Modeling the Effect of Cell-Associated Polymeric Fluid Layers on Force Spectroscopy Measurements. Part II: Experimental Results and Comparison with Model Predictions

Abstract

In this paper, experimentally obtained force curves on Staphylococcus aureus are compared with a previously developed model that incorporates hydrodynamic effects of extracellular polysaccharides together with the elastic response of the bacterium and cantilever. Force-displacement curves were predicted without any adjustable parameters. It is demonstrated that experimental results can be accurately described by our model, especially if viscoelastic effects of the extracellular polysaccharide layer are taken into account. Polysaccharide layer viscoelasticity was treated by means of a multimode Phan-Thien/Tanner (PTT) constitutive equation. Typical maximum relaxation times range from 0.2 to 2 s, whereas the corresponding zero-shear-rate viscosities are 6-9 Pa.s, based on published, steady-state rheological measurements on Staphylococcus aureus polysaccharide extracted from its native environment. The bacterial elastic constant is found to be in the range 0.02-0.4 N/m, corresponding to bacterial wall Young's moduli in the range of a few hundred MPa. Repeatability of measurements performed on different bacteria is found to be only fair, due to large individuum variability, whereas repetitions of measurements on the same bacterium showed high reproducibility.
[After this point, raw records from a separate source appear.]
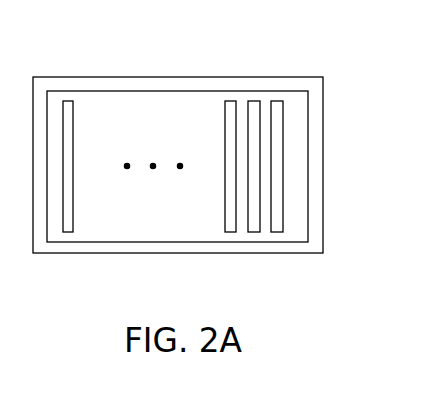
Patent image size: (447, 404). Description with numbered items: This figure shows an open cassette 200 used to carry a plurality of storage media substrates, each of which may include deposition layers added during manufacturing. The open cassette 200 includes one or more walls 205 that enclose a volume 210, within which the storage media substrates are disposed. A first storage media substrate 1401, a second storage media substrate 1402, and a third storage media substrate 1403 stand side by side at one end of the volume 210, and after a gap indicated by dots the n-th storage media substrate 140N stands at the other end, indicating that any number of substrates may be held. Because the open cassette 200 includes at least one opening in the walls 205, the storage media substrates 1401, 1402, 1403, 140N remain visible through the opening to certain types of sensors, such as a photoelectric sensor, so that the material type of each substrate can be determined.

The open cassette 200 is at (274, 44).
The walls 205 is at (320, 154).
The volume 210 is at (138, 110).
The storage media substrate 140N is at (71, 242).
The storage media substrate 1403 is at (228, 242).
The storage media substrate 1402 is at (260, 242).
The storage media substrate 1401 is at (286, 242).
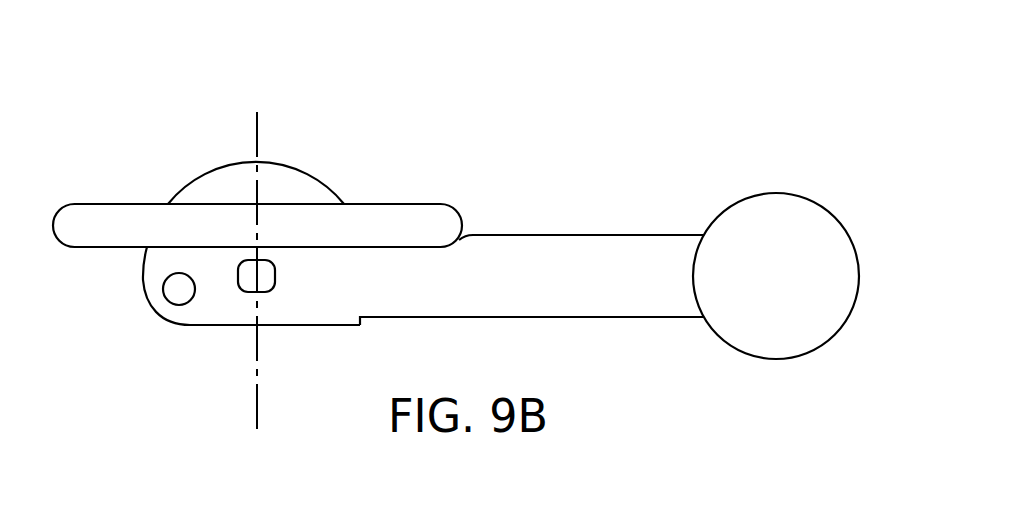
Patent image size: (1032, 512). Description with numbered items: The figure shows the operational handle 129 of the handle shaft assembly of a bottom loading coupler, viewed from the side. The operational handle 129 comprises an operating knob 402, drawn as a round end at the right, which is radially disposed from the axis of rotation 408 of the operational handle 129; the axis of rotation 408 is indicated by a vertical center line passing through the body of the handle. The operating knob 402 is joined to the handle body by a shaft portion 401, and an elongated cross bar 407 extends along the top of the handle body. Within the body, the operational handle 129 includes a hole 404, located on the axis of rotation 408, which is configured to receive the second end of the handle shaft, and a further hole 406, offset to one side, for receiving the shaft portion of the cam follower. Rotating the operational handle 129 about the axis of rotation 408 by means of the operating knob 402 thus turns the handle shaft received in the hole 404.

The operational handle 129 is at (147, 112).
The shaft 401 is at (577, 235).
The operating knob 402 is at (848, 228).
The hole 404 is at (245, 292).
The hole 406 is at (163, 290).
The cross bar 407 is at (396, 204).
The axis of rotation 408 is at (257, 127).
Improved force-indentation curve predictions are expected if transient rheological characterization of extracellular polysaccharides is available. More desirable however is the direct, in vivo rheological characterization of the extracellular polysaccharide. A model-based analysis of experimental force-indentation curves shows that appreciable further experimental improvements are still necessary to achieve this goal.